The hospital offers checkups, intensive care, pediatric and maternity care and a variety of other services, making referrals only in the case of the most serious procedures, such as cardiac surgery.

“For many years, refugees have been coming to our hospital, starting with the Palestinians,” says Nassim Samawi, administrative director. Now, as many as 130 Iraqi Christians daily seek medical assistance at the white limestone facility in Amman’s bustling downtown. Refugees driven from neighboring countries and continents alike come for help, including people from Syria, Sudan, Somalia and even Iraqis still displaced from the 2003 war.

“The flow of refugees is great. We see the suffering they are going through and how we can support them,” says Sister Elizabeth Mary, one of the Dominican Sisters of the Presentation of Mary who staff the facility.

“Whatever funds we receive, they’re used because the people never stop coming. We are always looking for help,” adds the soft-spoken sister.

“It’s normal to see refugees here at the Italian Hospital, which is not the case with other hospitals in Amman. At every level, our staff is prepared to aid them, and the refugees also feel good about coming to our hospital,” Mr. Samawi says.

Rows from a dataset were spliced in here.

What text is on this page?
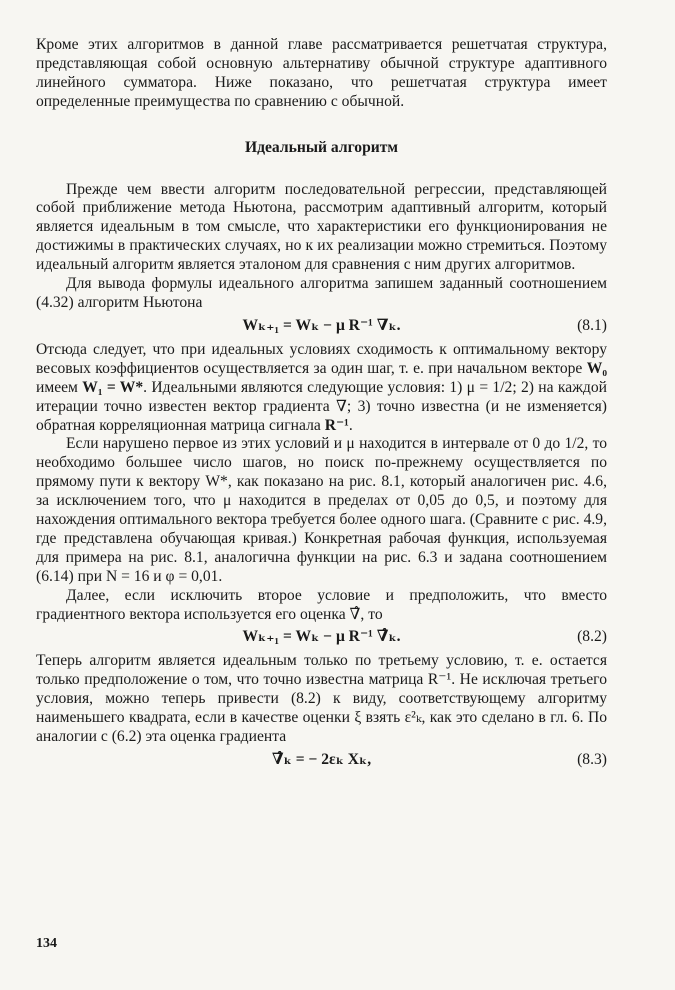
Кроме этих алгоритмов в данной главе рассматривается решетчатая структура, представляющая собой основную альтернативу обычной структуре адаптивного линейного сумматора. Ниже показано, что решетчатая структура имеет определенные преимущества по сравнению с обычной.

Идеальный алгоритм

Прежде чем ввести алгоритм последовательной регрессии, представляющей собой приближение метода Ньютона, рассмотрим адаптивный алгоритм, который является идеальным в том смысле, что характеристики его функционирования не достижимы в практических случаях, но к их реализации можно стремиться. Поэтому идеальный алгоритм является эталоном для сравнения с ним других алгоритмов.

Для вывода формулы идеального алгоритма запишем заданный соотношением (4.32) алгоритм Ньютона

Wₖ₊₁ = Wₖ − μ R⁻¹ ∇ₖ.	(8.1)

Отсюда следует, что при идеальных условиях сходимость к оптимальному вектору весовых коэффициентов осуществляется за один шаг, т. е. при начальном векторе W₀ имеем W₁ = W*. Идеальными являются следующие условия: 1) μ = 1/2; 2) на каждой итерации точно известен вектор градиента ∇; 3) точно известна (и не изменяется) обратная корреляционная матрица сигнала R⁻¹.

Если нарушено первое из этих условий и μ находится в интервале от 0 до 1/2, то необходимо большее число шагов, но поиск по-прежнему осуществляется по прямому пути к вектору W*, как показано на рис. 8.1, который аналогичен рис. 4.6, за исключением того, что μ находится в пределах от 0,05 до 0,5, и поэтому для нахождения оптимального вектора требуется более одного шага. (Сравните с рис. 4.9, где представлена обучающая кривая.) Конкретная рабочая функция, используемая для примера на рис. 8.1, аналогична функции на рис. 6.3 и задана соотношением (6.14) при N = 16 и φ = 0,01.

Далее, если исключить второе условие и предположить, что вместо градиентного вектора используется его оценка ∇̂, то

Wₖ₊₁ = Wₖ − μ R⁻¹ ∇̂ₖ.	(8.2)

Теперь алгоритм является идеальным только по третьему условию, т. е. остается только предположение о том, что точно известна матрица R⁻¹. Не исключая третьего условия, можно теперь привести (8.2) к виду, соответствующему алгоритму наименьшего квадрата, если в качестве оценки ξ взять ε²ₖ, как это сделано в гл. 6. По аналогии с (6.2) эта оценка градиента

∇̂ₖ = − 2εₖ Xₖ,	(8.3)
134
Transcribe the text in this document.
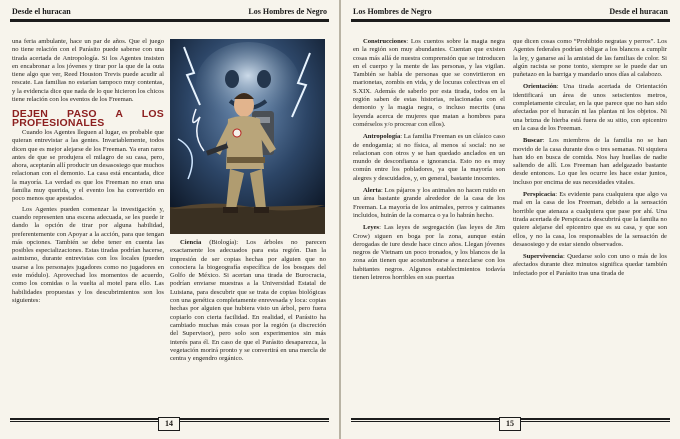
Desde el huracan	Los Hombres de Negro

una feria ambulante, hace un par de años. Que el juego no tiene relación con el Parásito puede saberse con una tirada acertada de Antropología. Si los Agentes insisten en encabronar a los jóvenes y tirar por la que de la outa tiene algo que ver, Reed Houston Trevis puede acudir al rescate. Las familias no estarían tampoco muy contentas, y la evidencia dice que nada de lo que hicieron los chicos tiene relación con los eventos de los Freeman.

DEJEN PASO A LOS PROFESIONALES

Cuando los Agentes lleguen al lugar, es probable que quieran entrevistar a las gentes. Invariablemente, todos dicen que es mejor alejarse de los Freeman. Ya eran raros antes de que se produjera el milagro de su casa, pero, ahora, aceptarán allí producir un desasosiego que muchos relacionan con el demonio. La casa está encantada, dice la mayoría. La verdad es que los Freeman no eran una familia muy querida, y el evento los ha convertido en poco menos que apestados.

Los Agentes pueden comenzar la investigación y, cuando representen una escena adecuada, se les puede ir dando la opción de tirar por alguna habilidad, preferentemente con Apoyar a la acción, para que tengan más opciones. También se debe tener en cuenta las posibles especializaciones. Estas tiradas podrían hacerse, asimismo, durante entrevistas con los locales (pueden usarse a los personajes jugadores como no jugadores en este módulo). Aprovechad los momentos de acuerdo, como los comidas o la vuelta al motel para ello. Las habilidades propuestas y los descubrimientos son los siguientes:

Ciencia (Biología): Los árboles no parecen exactamente los adecuados para esta región. Dan la impresión de ser copias hechas por alguien que no conociera la biogeografía específica de los bosques del Golfo de México. Si acertan una tirada de Burocracia, podrían enviarse muestras a la Universidad Estatal de Luisiana, para descubrir que se trata de copias biológicas con una genética completamente enrevesada y loca: copias hechas por alguien que hubiera visto un árbol, pero fuera copiarlo con cierta facilidad. En realidad, el Parásito ha cambiado muchas más cosas por la región (a discreción del Supervisor), pero solo son experimentos sin más interés para él. En caso de que el Parásito desaparezca, la vegetación morirá pronto y se convertirá en una mercla de centra y engendro orgánico.

14
Los Hombres de Negro	Desde el huracan

Construcciones: Los cuentos sobre la magia negra en la región son muy abundantes. Cuentan que existen cosas más allá de nuestra comprensión que se introducen en el cuerpo y la mente de las personas, y las vigilan. También se habla de personas que se convirtieron en marionetas, zombis en vida, y de locuras colectivas en el S.XIX. Además de saberlo por esta tirada, todos en la región saben de estas historias, relacionadas con el demonio y la magia negra, o incluso mecrits (una leyenda acerca de mujeres que matan a hombres para comérselos y/o procrear con ellos).

Antropología: La familia Freeman es un clásico caso de endogamia; si no física, al menos sí social: no se relacionan con otros y se han quedado anclados en un mundo de desconfianza e ignorancia. Esto no es muy común entre los pobladores, ya que la mayoría son alegres y descuidados, y, en general, bastante inocentes.

Alerta: Los pájaros y los animales no hacen ruido en un área bastante grande alrededor de la casa de los Freeman. La mayoría de los animales, perros y caimanes incluidos, huirán de la comarca o ya lo habrán hecho.

Leyes: Las leyes de segregación (las leyes de Jim Crow) siguen en boga por la zona, aunque están derogadas de iure desde hace cinco años. Llegan jóvenes negros de Vietnam un poco tronados, y los blancos de la zona aún tienen que acostumbrarse a mezclarse con los habitantes negros. Algunos establecimientos todavía tienen letreros horribles en sus puertas

que dicen cosas como “Prohibido negratas y perros”. Los Agentes federales podrían obligar a los blancos a cumplir la ley, y ganarse así la amistad de las familias de color. Si algún racista se pone tonto, siempre se le puede dar un puñetazo en la barriga y mandarlo unos días al calabozo.

Orientación: Una tirada acertada de Orientación identificará un área de unos seiscientos metros, completamente circular, en la que parece que no han sido afectadas por el huracán ni las plantas ni los objetos. Ni una brizna de hierba está fuera de su sitio, con epicentro en la casa de los Freeman.

Buscar: Los miembros de la familia no se han movido de la casa durante dos o tres semanas. Ni siquiera han ido en busca de comida. Nos hay huellas de nadie saliendo de allí. Los Freeman han adelgazado bastante desde entonces. Lo que les ocurre les hace estar juntos, incluso por encima de sus necesidades vitales.

Perspicacia: Es evidente para cualquiera que algo va mal en la casa de los Freeman, debido a la sensación horrible que atenaza a cualquiera que pase por ahí. Una tirada acertada de Perspicacia descubrirá que la familia no quiere alejarse del epicentro que es su casa, y que son ellos, y no la casa, los responsables de la sensación de desasosiego y de estar siendo observados.

Supervivencia: Quedarse solo con uno o más de los afectados durante diez minutos significa quedar también infectado por el Parásito tras una tirada de

15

“Thousands of people are benefiting from our health care program handling mid-sized surgeries,” says Ra’ed Bahou, CNEWA’s regional director for Jordan and Iraq, which supports the Catholic hospital’s care for refugees and the poor. “Now, we are trying to help with larger surgeries — heart operations and some cancer and hernia treatments.”

When our group of newswriters and bloggers visited, the waiting rooms were crowded with mothers with small children and the elderly in wheelchairs. Young nurses shuttled from room to room tracking patients, collecting samples and filing paperwork. The overwhelming majority of patients and staff were Muslim; the women’s heads were covered in the traditional cloth hijab. Many spoke little or no English.

Many of the staff at the Italian Hospital, as with most of the patients, are Muslim. This nurse cares for newborns. (photo: Greg Kandra)

But for all that, the hospital remains distinctly Catholic. Every room has a crucifix on the wall. In the neonatal unit, images of the Virgin Mary with the baby Jesus watch over slumbering newborns. Two sisters from India, Sister Elizabeth and Sister Vinitha, from the Dominican Sisters of the Presentation of Mary, supervise the staff.

Sister Vinitha, left, and Sister Elizabeth, right, are the two sisters who serve at the Italian Hospital. (photo: CNEWA)

The work being done at the Italian Hospital is urgent — yet in our short time there, all we saw was calm. The hospital is spotless. The staff is efficient and gracious. You have the sense that all who come there are in the very best of hands.

For so many, these are the only hands reaching out to help them.

The Italian Hospital has a unit dedicated to caring for newborns, many born to refugees. (photo: Greg Kandra)

It was a great privilege to see the work CNEWA is helping to make possible in this corner of the land we call Holy — and I was proud to be a part of it, even in some small way. There is so much good being done here. Grace is everywhere.

You, too, can share in this work, and make the lives of men like Agnon Adnidihad better. You will be giving something beyond what you may realize — a sense of possibility and promise, of reassurance and hope. These people from Iraq and Syria need that. Now, more than ever.